Saluant le talent provocateur du rapporteur et s'interrogeant sur certaines de ses formulations telles que « le vote de castes » ou « la rupture de l'égalité citoyenne », M. Thierry Mariani a dénoncé la confusion logomachique et l'usage sans réserve du mot, désormais à la mode, de « citoyen », regrettant que celui-ci soit en grande partie vidé de sa substance. Il a fait savoir que, pour le groupe RPR, ce texte n'était pas amendable et qu'il convenait simplement de proposer sa suppression. Il a jugé, en effet, que cette proposition de loi constituait une provocation supplémentaire à moins d'un an des élections municipales, remarquant que l'on avait déjà, par deux fois, rompu avec la tradition républicaine qui exclut qu'un mode de scrutin soit modifié à une date aussi proche d'une échéance électorale, en instaurant la parité, ce qui est acceptable, mais aussi en abaissant le seuil au-delà duquel les élections municipales se déroulent au scrutin proportionnel à correctif majoritaire, ce qui est beaucoup plus critiquable. Il a souhaité, par ailleurs que le rapporteur éclaircisse les échos parus dans la presse selon lesquels la présentation de cette proposition de loi en séance publique serait la contrepartie d'un vote favorable des députés Verts sur le projet de loi relatif à la chasse, condamnant, si tel était le cas, un calcul médiocre pour un sujet aussi important.

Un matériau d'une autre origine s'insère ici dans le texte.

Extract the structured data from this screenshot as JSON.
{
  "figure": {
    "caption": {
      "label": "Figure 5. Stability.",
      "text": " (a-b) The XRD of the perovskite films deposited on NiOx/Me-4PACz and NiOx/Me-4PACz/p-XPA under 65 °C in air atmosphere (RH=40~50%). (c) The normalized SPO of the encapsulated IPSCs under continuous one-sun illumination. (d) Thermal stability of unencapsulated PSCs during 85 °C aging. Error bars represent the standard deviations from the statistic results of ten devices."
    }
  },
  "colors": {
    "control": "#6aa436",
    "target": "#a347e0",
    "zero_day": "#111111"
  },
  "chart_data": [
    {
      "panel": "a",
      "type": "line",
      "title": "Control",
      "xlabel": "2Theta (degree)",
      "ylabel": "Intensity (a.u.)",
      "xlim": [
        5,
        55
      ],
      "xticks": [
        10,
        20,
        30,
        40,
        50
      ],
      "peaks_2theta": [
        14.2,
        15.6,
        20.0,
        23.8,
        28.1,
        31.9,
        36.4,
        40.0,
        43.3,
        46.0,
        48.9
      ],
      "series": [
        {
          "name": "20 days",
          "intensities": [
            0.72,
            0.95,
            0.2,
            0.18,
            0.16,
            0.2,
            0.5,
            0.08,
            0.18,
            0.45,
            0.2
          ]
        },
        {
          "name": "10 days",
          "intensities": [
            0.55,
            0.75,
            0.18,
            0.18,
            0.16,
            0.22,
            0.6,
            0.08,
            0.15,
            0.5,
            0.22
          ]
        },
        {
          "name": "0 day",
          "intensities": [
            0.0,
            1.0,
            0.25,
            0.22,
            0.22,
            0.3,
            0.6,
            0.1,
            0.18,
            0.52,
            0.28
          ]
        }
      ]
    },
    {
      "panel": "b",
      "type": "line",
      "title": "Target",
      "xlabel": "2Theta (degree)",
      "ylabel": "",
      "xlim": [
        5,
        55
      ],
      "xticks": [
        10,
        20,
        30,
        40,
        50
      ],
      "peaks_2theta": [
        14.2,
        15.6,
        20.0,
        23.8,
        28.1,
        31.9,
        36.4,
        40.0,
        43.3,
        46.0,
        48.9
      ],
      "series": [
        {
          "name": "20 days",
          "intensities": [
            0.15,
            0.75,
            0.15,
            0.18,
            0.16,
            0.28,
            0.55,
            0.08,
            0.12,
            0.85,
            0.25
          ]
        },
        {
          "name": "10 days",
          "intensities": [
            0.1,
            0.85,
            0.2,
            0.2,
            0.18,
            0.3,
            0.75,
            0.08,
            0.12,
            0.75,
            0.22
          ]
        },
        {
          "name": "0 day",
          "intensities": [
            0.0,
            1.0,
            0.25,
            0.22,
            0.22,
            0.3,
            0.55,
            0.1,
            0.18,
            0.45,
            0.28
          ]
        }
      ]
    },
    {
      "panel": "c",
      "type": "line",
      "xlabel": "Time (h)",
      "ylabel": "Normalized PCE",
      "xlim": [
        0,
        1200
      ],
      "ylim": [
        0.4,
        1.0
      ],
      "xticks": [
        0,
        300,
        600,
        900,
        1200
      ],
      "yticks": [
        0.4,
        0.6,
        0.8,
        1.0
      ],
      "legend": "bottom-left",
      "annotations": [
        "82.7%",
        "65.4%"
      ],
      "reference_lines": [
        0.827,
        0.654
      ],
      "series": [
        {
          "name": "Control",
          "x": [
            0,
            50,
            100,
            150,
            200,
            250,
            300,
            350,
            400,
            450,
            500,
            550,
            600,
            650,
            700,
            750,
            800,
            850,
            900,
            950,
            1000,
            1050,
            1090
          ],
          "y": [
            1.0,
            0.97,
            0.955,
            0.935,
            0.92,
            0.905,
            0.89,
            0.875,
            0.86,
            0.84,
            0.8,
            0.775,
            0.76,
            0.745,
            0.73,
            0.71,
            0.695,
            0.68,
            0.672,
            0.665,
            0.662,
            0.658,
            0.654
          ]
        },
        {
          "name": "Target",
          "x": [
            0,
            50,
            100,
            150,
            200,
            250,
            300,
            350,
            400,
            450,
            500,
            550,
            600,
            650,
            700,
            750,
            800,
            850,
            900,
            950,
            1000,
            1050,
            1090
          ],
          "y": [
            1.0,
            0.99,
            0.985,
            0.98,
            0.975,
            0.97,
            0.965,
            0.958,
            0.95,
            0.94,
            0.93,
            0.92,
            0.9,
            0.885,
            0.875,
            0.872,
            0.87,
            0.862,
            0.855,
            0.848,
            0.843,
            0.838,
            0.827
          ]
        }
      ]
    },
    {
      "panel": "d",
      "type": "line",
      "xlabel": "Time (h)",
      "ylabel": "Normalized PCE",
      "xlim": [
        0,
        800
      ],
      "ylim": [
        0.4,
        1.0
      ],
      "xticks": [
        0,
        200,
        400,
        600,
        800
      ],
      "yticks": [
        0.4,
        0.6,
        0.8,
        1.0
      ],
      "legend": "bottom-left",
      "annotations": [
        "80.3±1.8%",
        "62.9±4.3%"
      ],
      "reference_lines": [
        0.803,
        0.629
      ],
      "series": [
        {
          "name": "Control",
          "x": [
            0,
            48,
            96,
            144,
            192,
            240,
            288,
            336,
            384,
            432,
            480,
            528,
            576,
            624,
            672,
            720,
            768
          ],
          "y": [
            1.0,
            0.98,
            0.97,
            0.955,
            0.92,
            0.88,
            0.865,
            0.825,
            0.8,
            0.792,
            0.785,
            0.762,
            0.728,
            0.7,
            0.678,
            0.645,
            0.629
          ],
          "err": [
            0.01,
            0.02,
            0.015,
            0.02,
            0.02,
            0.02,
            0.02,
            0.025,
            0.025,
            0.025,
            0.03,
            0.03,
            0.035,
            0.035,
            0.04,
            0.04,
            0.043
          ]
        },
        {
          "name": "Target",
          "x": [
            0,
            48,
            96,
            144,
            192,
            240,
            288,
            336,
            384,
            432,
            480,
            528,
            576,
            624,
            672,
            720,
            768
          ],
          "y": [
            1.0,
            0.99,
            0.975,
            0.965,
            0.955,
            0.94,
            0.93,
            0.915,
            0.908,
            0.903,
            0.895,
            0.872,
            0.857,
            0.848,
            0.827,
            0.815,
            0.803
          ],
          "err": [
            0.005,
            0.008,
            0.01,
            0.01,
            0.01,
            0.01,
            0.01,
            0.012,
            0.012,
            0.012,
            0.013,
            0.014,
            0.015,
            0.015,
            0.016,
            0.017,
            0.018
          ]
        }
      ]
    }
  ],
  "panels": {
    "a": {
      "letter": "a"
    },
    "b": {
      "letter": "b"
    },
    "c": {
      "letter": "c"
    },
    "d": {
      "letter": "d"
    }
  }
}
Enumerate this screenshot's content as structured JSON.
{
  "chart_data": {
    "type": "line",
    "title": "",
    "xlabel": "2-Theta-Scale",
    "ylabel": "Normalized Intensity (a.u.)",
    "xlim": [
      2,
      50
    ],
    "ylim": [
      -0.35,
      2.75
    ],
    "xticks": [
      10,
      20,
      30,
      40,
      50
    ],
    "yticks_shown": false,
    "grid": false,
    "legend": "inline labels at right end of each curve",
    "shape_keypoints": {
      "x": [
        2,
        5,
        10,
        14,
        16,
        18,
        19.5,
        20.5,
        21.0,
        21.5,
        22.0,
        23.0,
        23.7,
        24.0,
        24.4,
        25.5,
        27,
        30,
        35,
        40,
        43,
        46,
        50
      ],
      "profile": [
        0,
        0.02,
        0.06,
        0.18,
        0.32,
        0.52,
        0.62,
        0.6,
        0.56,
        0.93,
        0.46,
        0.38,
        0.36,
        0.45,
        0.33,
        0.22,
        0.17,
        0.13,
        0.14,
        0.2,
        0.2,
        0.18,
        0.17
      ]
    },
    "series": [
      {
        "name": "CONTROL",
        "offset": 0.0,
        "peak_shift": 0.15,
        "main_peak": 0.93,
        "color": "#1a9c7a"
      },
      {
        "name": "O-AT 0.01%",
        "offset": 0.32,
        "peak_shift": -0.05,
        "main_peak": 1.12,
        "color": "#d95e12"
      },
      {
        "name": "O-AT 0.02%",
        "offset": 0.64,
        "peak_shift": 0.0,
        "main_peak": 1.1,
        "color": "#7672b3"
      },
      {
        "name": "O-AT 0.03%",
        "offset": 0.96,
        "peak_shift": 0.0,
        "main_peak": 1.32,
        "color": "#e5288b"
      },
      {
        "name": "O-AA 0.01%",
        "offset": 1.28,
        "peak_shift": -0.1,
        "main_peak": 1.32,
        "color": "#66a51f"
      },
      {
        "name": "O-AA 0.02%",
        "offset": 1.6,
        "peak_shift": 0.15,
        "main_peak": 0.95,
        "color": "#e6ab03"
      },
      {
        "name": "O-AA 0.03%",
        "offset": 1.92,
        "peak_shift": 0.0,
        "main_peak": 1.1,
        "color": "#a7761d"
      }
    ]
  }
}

Faisant état de son expérience de maire, il a rapporté qu'aucun des étrangers de sa commune ne l'avait sollicité pour obtenir le droit de vote, alors qu'en revanche, les demandes d'emplois publics existaient. Or, il a constaté que, si la proposition de loi était adoptée, un étranger pourrait être élu maire d'une commune, sans pouvoir bénéficier d'un emploi public de technicien de surface titulaire dans la même commune. Il a, par ailleurs, jugé que relancer la question de l'immigration à un an des élections municipales ne pouvait être interprété autrement que comme une provocation. Il a considéré qu'il était, en tout état de cause, inacceptable d'organiser un débat aussi important dans le cadre d'une séance réservée à un ordre du jour fixé par l'Assemblée, limitée à une seule demi-journée, rappelant, à cet égard, le précédent de la proposition de loi sur le PACS, que la majorité à l'Assemblée nationale avait tenté de faire adopter dans la précipitation. Il a également critiqué le caractère incomplet du dispositif proposé, observant que la proposition de loi organique annoncée dans le texte soumis à l'examen de la commission n'était pas déposée. Enfin, il s'est élevé contre le contenu même de la proposition de loi constitutionnelle, réaffirmant avec vigueur la nécessité de maintenir un lien indissociable entre la nationalité et la citoyenneté. Il a rappelé que toutes les constitutions françaises, à l'exception de celle de 1793 qui n'a jamais été appliquée, avaient préservé ce lien, et ajouté qu'aucun pays ne l'avait rompu, sauf le cas marginal des Pays-Bas ou du Portugal à l'égard de la communauté lusophone, sous réserve de réciprocité de la part des Etats d'origine. Constatant que les conditions d'accès à la nationalité étaient aujourd'hui très largement ouvertes en France, les naturalisations ayant augmenté de 6,5 % en 1998 par rapport à l'année précédente, il a estimé que les étrangers qui souhaitaient voter en France pouvaient le faire en devenant français.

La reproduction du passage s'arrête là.